昨年発足した日本の格安航空(LCC)は、3社。

ANAが出資しているピーチ、JAL系のジェットスター、それに、これもANA系の合弁会社エアアジアだ。

現在、この3社の中でピーチが快走している。
ピーチは今年の9月に累計搭乗者300万人を突破。
ジェットスターの200万人、エアアジア80万人を大きく引き離している。

ピーチは関西新空港をベースにして国内線、国際線に就航している。
徹底したコスト管理とマーケットインの姿勢が成功の源だ。

格安航空というと、遅れなどによる不安定な運航が心配になる。

ピーチの欠航の少なさは、既存航空会社のANAやJALをも上回る。
欠航がないことが低コスト運航の前提にもなっている。

また関西と韓国ソウルを「日帰りスペシャル」往復7400円として売り出すなど、地元関西に根差した新需要も作り出しつつある。
10月27日からは関空―成田路線も開設し、首都圏ともつながる。

関空の増便の枠が一杯になり、今後は、沖縄の那覇空港を第二のベースとして、さらにアジア路線を強化していく。

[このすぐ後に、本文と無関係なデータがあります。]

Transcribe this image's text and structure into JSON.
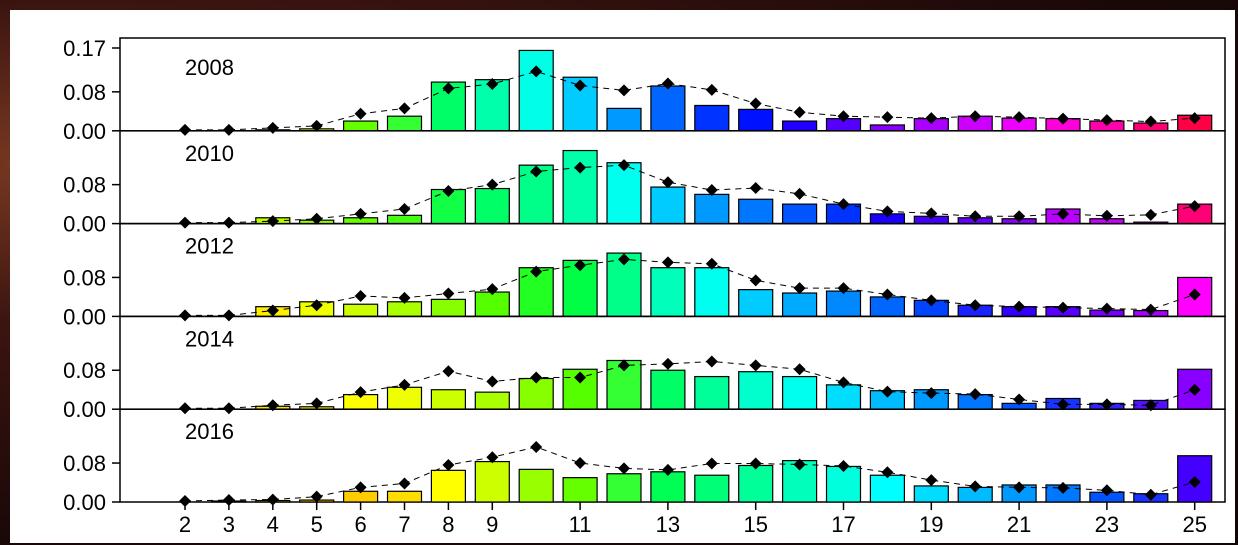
{
  "chart_data": {
    "type": "bar",
    "categories": [
      2,
      3,
      4,
      5,
      6,
      7,
      8,
      9,
      10,
      11,
      12,
      13,
      14,
      15,
      16,
      17,
      18,
      19,
      20,
      21,
      22,
      23,
      24,
      25
    ],
    "x_tick_labels": [
      "2",
      "3",
      "4",
      "5",
      "6",
      "7",
      "8",
      "9",
      "11",
      "13",
      "15",
      "17",
      "19",
      "21",
      "23",
      "25"
    ],
    "y_tick_labels": [
      "0.17",
      "0.08",
      "0.00"
    ],
    "ylim": [
      0,
      0.17
    ],
    "grid": false,
    "legend": "none",
    "overlay": "points joined by dashed line",
    "panels": [
      {
        "title": "2008",
        "bars": [
          0.0,
          0.0,
          0.002,
          0.004,
          0.02,
          0.03,
          0.1,
          0.105,
          0.165,
          0.11,
          0.046,
          0.092,
          0.052,
          0.044,
          0.02,
          0.025,
          0.012,
          0.025,
          0.03,
          0.026,
          0.025,
          0.02,
          0.016,
          0.032
        ],
        "points": [
          0.002,
          0.002,
          0.006,
          0.01,
          0.035,
          0.046,
          0.087,
          0.096,
          0.122,
          0.093,
          0.083,
          0.097,
          0.084,
          0.056,
          0.038,
          0.03,
          0.028,
          0.026,
          0.03,
          0.028,
          0.025,
          0.022,
          0.019,
          0.026
        ]
      },
      {
        "title": "2010",
        "bars": [
          0.0,
          0.0,
          0.012,
          0.007,
          0.012,
          0.017,
          0.07,
          0.072,
          0.12,
          0.15,
          0.125,
          0.075,
          0.06,
          0.05,
          0.04,
          0.04,
          0.02,
          0.015,
          0.012,
          0.01,
          0.03,
          0.01,
          0.003,
          0.04
        ],
        "points": [
          0.002,
          0.002,
          0.005,
          0.01,
          0.02,
          0.03,
          0.067,
          0.08,
          0.107,
          0.115,
          0.12,
          0.085,
          0.069,
          0.073,
          0.061,
          0.04,
          0.025,
          0.021,
          0.015,
          0.015,
          0.02,
          0.016,
          0.018,
          0.036
        ]
      },
      {
        "title": "2012",
        "bars": [
          0.0,
          0.0,
          0.02,
          0.03,
          0.025,
          0.03,
          0.035,
          0.05,
          0.1,
          0.115,
          0.13,
          0.1,
          0.1,
          0.055,
          0.048,
          0.052,
          0.04,
          0.033,
          0.023,
          0.02,
          0.02,
          0.013,
          0.012,
          0.08
        ],
        "points": [
          0.002,
          0.002,
          0.012,
          0.023,
          0.042,
          0.038,
          0.047,
          0.056,
          0.092,
          0.105,
          0.117,
          0.111,
          0.108,
          0.074,
          0.058,
          0.058,
          0.045,
          0.033,
          0.023,
          0.02,
          0.018,
          0.016,
          0.014,
          0.045
        ]
      },
      {
        "title": "2014",
        "bars": [
          0.0,
          0.0,
          0.006,
          0.005,
          0.03,
          0.045,
          0.04,
          0.035,
          0.063,
          0.082,
          0.1,
          0.08,
          0.067,
          0.077,
          0.067,
          0.05,
          0.038,
          0.04,
          0.03,
          0.012,
          0.022,
          0.012,
          0.018,
          0.082
        ],
        "points": [
          0.002,
          0.002,
          0.008,
          0.012,
          0.035,
          0.05,
          0.078,
          0.057,
          0.065,
          0.065,
          0.09,
          0.093,
          0.098,
          0.09,
          0.082,
          0.055,
          0.036,
          0.033,
          0.031,
          0.02,
          0.01,
          0.01,
          0.008,
          0.04
        ]
      },
      {
        "title": "2016",
        "bars": [
          0.0,
          0.002,
          0.003,
          0.004,
          0.022,
          0.022,
          0.065,
          0.083,
          0.067,
          0.05,
          0.058,
          0.062,
          0.055,
          0.075,
          0.085,
          0.073,
          0.055,
          0.033,
          0.03,
          0.035,
          0.035,
          0.02,
          0.017,
          0.095
        ],
        "points": [
          0.002,
          0.004,
          0.005,
          0.011,
          0.03,
          0.038,
          0.076,
          0.092,
          0.113,
          0.08,
          0.069,
          0.066,
          0.079,
          0.079,
          0.077,
          0.074,
          0.061,
          0.045,
          0.032,
          0.03,
          0.029,
          0.024,
          0.015,
          0.041
        ]
      }
    ],
    "bar_colors": {
      "2008": [
        "#ff9900",
        "#ffcc00",
        "#ffff00",
        "#ccff00",
        "#66ff00",
        "#33ff33",
        "#00ff66",
        "#00ffaa",
        "#00ffe6",
        "#00ccff",
        "#0099ff",
        "#0066ff",
        "#0033ff",
        "#0011ff",
        "#2200ff",
        "#5500ff",
        "#8800ff",
        "#aa00ff",
        "#cc00ff",
        "#ee00ff",
        "#ff00dd",
        "#ff00aa",
        "#ff0077",
        "#ff0044"
      ],
      "2010": [
        "#ffaa00",
        "#ffdd00",
        "#bbff00",
        "#99ff00",
        "#66ff00",
        "#44ff11",
        "#11ff44",
        "#00ff66",
        "#00ff88",
        "#00ffaa",
        "#00ffee",
        "#00ccff",
        "#0099ff",
        "#0077ff",
        "#0055ff",
        "#0033ff",
        "#1a00ff",
        "#4400ff",
        "#6600ff",
        "#8800ff",
        "#bb00ff",
        "#cc00ff",
        "#ee00ff",
        "#ff0077"
      ],
      "2012": [
        "#ffbb00",
        "#ffdd00",
        "#ffee00",
        "#eeff00",
        "#ccff00",
        "#aaff00",
        "#88ff00",
        "#55ff00",
        "#22ff22",
        "#00ff44",
        "#00ff88",
        "#00ffbb",
        "#00ffee",
        "#00ccff",
        "#00aaff",
        "#0088ff",
        "#0066ff",
        "#0044ff",
        "#1a22ff",
        "#3300ff",
        "#5500ff",
        "#7700ff",
        "#aa00ff",
        "#ff00ff"
      ],
      "2014": [
        "#ffaa00",
        "#ffcc00",
        "#ffdd00",
        "#ffee00",
        "#ffff00",
        "#eeff00",
        "#ccff00",
        "#aaff00",
        "#88ff00",
        "#55ff00",
        "#33ff33",
        "#00ff66",
        "#00ff99",
        "#00ffcc",
        "#00ffee",
        "#00ddff",
        "#00bbff",
        "#0099ff",
        "#0077ff",
        "#0055ff",
        "#1a33ff",
        "#3322ff",
        "#5511ff",
        "#8800ff"
      ],
      "2016": [
        "#ff7700",
        "#ff9900",
        "#ffaa00",
        "#ffbb00",
        "#ffcc00",
        "#ffdd00",
        "#ffff00",
        "#ccff00",
        "#99ff00",
        "#66ff00",
        "#33ff33",
        "#00ff55",
        "#00ff77",
        "#00ff99",
        "#00ffbb",
        "#00ffdd",
        "#00ffff",
        "#00ddff",
        "#00bbff",
        "#0099ff",
        "#0077ff",
        "#0055ff",
        "#1a33ff",
        "#4400ff"
      ]
    }
  }
}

ピーチの井上CEOは、出身会社のANAの企業文化ではLCCは成功しないと、ANAを飛び出して会社を設立。

香港の投資会社からも出資を引き出し、自主独立で機動的な経営を実践している。

日本初のLCCという新しいビジネスモデルを築きながら、計画を上回るペースで搭乗者を集めるピーチの快走は、まだまだ続きそうだ…。